Maybe I'm not telling because I don't want to be rescued, or I don't think I should be rescued. Do I just want them to let me go? I'm hiding my cutting, my suicidal ponderings, my anorexia contemplations...Do I not want the rescue, the lifelines?

I cut again. I started thinking about it on Sunday, started thinking about dying--I got pretty sad in church. I ended up cutting on Monday with an attitude of anger, sadness, 'dare me not to', and 'I deserve this'. The last cut I made scared me--I was either pressing harder than usual or cutting faster than usual, because I cut deeper than I ever have before. I bled through my jeans; I actually had to use a bandage for the cuts. I bled until the next day. I wondered if I was going to need stitches. The scars will be noticeable, and they'll take a while to heal, making it hard to keep the cutting a secret.
Is this what I want?

For as long as you can remember, you have been a pleaser, depending on others to give you an identity. You need not look at that only in a negative way. You wanted to give your heart to others, and you did so quickly and easily. But now you are being asked to let go of all these self-made props and trust that God is enough for you.
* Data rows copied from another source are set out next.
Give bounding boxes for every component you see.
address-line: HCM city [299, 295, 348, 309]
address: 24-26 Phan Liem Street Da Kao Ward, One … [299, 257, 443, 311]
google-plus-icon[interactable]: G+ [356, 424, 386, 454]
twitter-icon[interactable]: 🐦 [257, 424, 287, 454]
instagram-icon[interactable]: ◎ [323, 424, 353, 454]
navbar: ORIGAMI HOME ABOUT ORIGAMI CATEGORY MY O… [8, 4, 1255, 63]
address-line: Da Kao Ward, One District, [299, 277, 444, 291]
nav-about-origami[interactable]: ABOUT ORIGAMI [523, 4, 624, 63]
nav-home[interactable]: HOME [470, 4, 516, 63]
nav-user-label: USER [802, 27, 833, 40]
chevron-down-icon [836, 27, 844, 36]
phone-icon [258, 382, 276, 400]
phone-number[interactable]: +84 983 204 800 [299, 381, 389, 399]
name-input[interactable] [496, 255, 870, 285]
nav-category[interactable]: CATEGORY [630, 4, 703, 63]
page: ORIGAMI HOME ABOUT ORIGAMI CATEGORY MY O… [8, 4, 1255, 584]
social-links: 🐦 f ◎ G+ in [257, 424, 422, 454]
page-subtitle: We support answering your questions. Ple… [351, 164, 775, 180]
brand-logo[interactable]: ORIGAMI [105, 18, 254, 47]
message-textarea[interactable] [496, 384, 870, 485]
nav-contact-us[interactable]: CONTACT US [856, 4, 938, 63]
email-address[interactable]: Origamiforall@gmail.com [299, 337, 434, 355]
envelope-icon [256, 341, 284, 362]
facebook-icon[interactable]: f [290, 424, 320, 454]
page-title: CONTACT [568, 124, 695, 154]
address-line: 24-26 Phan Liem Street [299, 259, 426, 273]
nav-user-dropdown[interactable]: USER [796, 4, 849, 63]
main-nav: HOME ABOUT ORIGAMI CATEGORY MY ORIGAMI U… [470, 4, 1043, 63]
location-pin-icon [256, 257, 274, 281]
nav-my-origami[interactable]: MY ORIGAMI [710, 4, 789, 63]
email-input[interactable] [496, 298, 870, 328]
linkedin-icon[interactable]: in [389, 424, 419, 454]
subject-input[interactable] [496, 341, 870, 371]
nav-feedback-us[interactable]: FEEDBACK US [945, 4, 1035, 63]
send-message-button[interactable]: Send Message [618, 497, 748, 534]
You must stop being a pleaser and reclaim your identity as a free self.
The friend who can be silent with us in a moment of despair or confusion, who can stay with us in an hour of grief or bereavement, who can tolerate not knowing--not healing, not curing--that is a friend who cares.
Somewhere we know that without silence words lose their meaning, that without listening speaking no longer heals, that without distance closeness cannot cure.